ESPECIAL PARA A FOLHA

Pátria de tantas versões do clássico e do neoclássico, a França não perde tempo quando se trata de elevar mais um de seus filhos ilustres à condição de grande autor. Em se tratando de artes plásticas, uma megaexposição em Paris é o meio mais usual e recomendado; no caso das letras, uma edição na Bibliothèque de la Pléiade costuma dar conta do recado.
A canonização é habitualmente rápida, salvo um ou outro caso aberrante; e, mesmo quando tarda, não falha. Os poetas malditos do século 19 e os prosadores libidinosos do 18 já podem ser lidos em papel-bíblia, entre capas de couro. No caso das recentes "Obras Completas" de Roland Barthes (1915-1980), mal se passaram 15 anos da morte trágica do autor, atropelado quando saía do Collège de France, para que as Éditions du Seuil lançasse à devoração pública três belíssimos volumes contendo todos os escritos do crítico entre 1942 e 1980.
O Mais! publica nesta edição quatro textos (inéditos no Brasil) retirados ao primeiro volume (1942-1967), que, entre outros atrativos, reúne pela primeira vez sua produção jornalística dos anos 50.
Razões não faltam para um lançamento tão ambicioso, que soma quase 5.000 páginas de texto. Um dos críticos literários mais influentes da segunda metade do século, Barthes tornou-se referência obrigatória até para os que discordam com veemência de suas opiniões e opções (José Guilherme Merquior via nele um dos responsáveis pela "teorréia literária" atual). Após debutar, quase aos 40 anos, com um brilhante libelo contra a instituição "burguesa" da literatura ("O Grau Zero da Escritura", 1953), ele percorreu nas três décadas seguintes um vasto espectro de posições críticas e teóricas: do envolvimento inicial com o teatro, passando por Brecht e o Nouveau Roman (textos reunidos em "Essais Critiques"), o marxismo e a semiologia ("Mitologias", 1957), a linguística e o estruturalismo (em "Sistema da Moda", no ensaio "Análise Estrutural da Narrativa" e sobretudo em "S/Z", de 1970), até chegar à produção largamente inclassificável dos 70 ("O Prazer do Texto", "Fragmentos de um Discurso Amoroso", "Roland Barthes por Roland Barthes").

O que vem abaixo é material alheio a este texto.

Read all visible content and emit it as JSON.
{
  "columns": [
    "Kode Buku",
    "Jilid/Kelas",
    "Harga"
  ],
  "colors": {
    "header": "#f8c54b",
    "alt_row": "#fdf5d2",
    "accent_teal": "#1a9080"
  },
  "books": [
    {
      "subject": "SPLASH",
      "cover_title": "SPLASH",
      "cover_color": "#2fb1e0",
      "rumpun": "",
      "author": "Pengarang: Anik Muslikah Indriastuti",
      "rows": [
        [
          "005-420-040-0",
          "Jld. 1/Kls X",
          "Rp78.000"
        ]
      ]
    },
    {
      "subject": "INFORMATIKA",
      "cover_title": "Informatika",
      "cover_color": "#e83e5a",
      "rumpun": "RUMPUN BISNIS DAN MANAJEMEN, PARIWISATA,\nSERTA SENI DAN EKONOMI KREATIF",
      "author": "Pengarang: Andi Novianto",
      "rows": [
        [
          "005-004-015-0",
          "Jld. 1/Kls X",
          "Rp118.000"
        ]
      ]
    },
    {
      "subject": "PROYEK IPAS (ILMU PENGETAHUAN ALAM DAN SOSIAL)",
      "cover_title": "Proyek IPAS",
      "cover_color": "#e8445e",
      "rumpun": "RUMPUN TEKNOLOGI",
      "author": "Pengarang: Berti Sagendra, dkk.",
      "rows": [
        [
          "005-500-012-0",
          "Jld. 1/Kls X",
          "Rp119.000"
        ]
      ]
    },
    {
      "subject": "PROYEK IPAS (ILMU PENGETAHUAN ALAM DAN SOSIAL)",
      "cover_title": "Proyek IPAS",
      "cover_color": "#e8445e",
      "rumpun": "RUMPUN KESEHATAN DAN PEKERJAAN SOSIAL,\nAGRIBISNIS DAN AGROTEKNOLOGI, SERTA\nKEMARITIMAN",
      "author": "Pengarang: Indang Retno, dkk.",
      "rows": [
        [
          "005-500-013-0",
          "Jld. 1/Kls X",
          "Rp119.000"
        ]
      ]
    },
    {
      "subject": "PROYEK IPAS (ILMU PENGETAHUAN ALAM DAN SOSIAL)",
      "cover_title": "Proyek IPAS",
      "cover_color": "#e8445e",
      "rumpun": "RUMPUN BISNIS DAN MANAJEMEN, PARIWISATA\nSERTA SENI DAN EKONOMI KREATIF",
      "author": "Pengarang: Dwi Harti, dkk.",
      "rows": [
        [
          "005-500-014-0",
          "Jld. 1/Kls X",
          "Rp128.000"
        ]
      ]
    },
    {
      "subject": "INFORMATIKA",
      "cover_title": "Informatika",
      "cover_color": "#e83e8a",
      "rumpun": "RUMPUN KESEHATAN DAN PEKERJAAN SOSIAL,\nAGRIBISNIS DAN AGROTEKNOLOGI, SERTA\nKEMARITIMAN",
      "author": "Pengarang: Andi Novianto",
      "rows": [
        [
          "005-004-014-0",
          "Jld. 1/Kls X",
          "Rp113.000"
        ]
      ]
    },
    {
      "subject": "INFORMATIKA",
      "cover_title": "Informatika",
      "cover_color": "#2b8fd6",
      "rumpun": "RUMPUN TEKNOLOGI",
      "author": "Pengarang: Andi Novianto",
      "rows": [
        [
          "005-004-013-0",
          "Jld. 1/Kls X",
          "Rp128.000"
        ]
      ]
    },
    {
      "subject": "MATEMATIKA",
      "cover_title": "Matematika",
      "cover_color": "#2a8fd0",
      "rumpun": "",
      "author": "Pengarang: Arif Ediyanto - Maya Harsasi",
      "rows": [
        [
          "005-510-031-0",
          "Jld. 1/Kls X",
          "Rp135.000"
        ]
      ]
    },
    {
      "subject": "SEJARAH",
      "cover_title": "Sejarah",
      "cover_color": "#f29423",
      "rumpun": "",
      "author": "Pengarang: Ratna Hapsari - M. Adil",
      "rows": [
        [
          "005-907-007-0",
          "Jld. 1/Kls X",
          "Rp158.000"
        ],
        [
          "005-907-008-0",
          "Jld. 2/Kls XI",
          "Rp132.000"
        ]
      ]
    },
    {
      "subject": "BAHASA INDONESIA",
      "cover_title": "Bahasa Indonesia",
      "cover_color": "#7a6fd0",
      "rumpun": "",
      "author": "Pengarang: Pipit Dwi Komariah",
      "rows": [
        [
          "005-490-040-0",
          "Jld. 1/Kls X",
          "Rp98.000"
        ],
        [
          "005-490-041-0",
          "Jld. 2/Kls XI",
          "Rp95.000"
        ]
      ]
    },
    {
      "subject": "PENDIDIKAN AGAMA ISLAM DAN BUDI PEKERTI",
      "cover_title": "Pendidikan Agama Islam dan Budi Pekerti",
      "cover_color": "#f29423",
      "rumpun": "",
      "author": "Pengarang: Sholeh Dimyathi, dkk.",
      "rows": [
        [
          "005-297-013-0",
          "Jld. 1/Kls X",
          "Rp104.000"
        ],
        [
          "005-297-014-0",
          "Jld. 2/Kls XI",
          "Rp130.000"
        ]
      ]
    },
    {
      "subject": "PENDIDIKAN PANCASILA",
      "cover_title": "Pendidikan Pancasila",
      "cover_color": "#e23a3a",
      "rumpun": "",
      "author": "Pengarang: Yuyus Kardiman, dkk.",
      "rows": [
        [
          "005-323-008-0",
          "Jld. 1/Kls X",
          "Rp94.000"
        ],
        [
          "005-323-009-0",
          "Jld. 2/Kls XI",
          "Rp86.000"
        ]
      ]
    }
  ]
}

É justamente a lepidez vertiginosa com que saltava de um barco para outro que deve tornar difícil sua metamorfose derradeira em grande clássico das letras francesas. Se Lévi-Strauss não parece incomodado com a farda da Academia, ela parece não cair tão bem em Barthes. O próprio Barthes renunciou a tal pretensão -mas, curiosamente, ele o fez de antemão, como se adivinhasse (ou secretamente esperasse?) a entronização vindoura. Claro está que, dados os modismos lítero-filosóficos em curso na França, não faltará quem reclame para si a herança legítima do grande crítico.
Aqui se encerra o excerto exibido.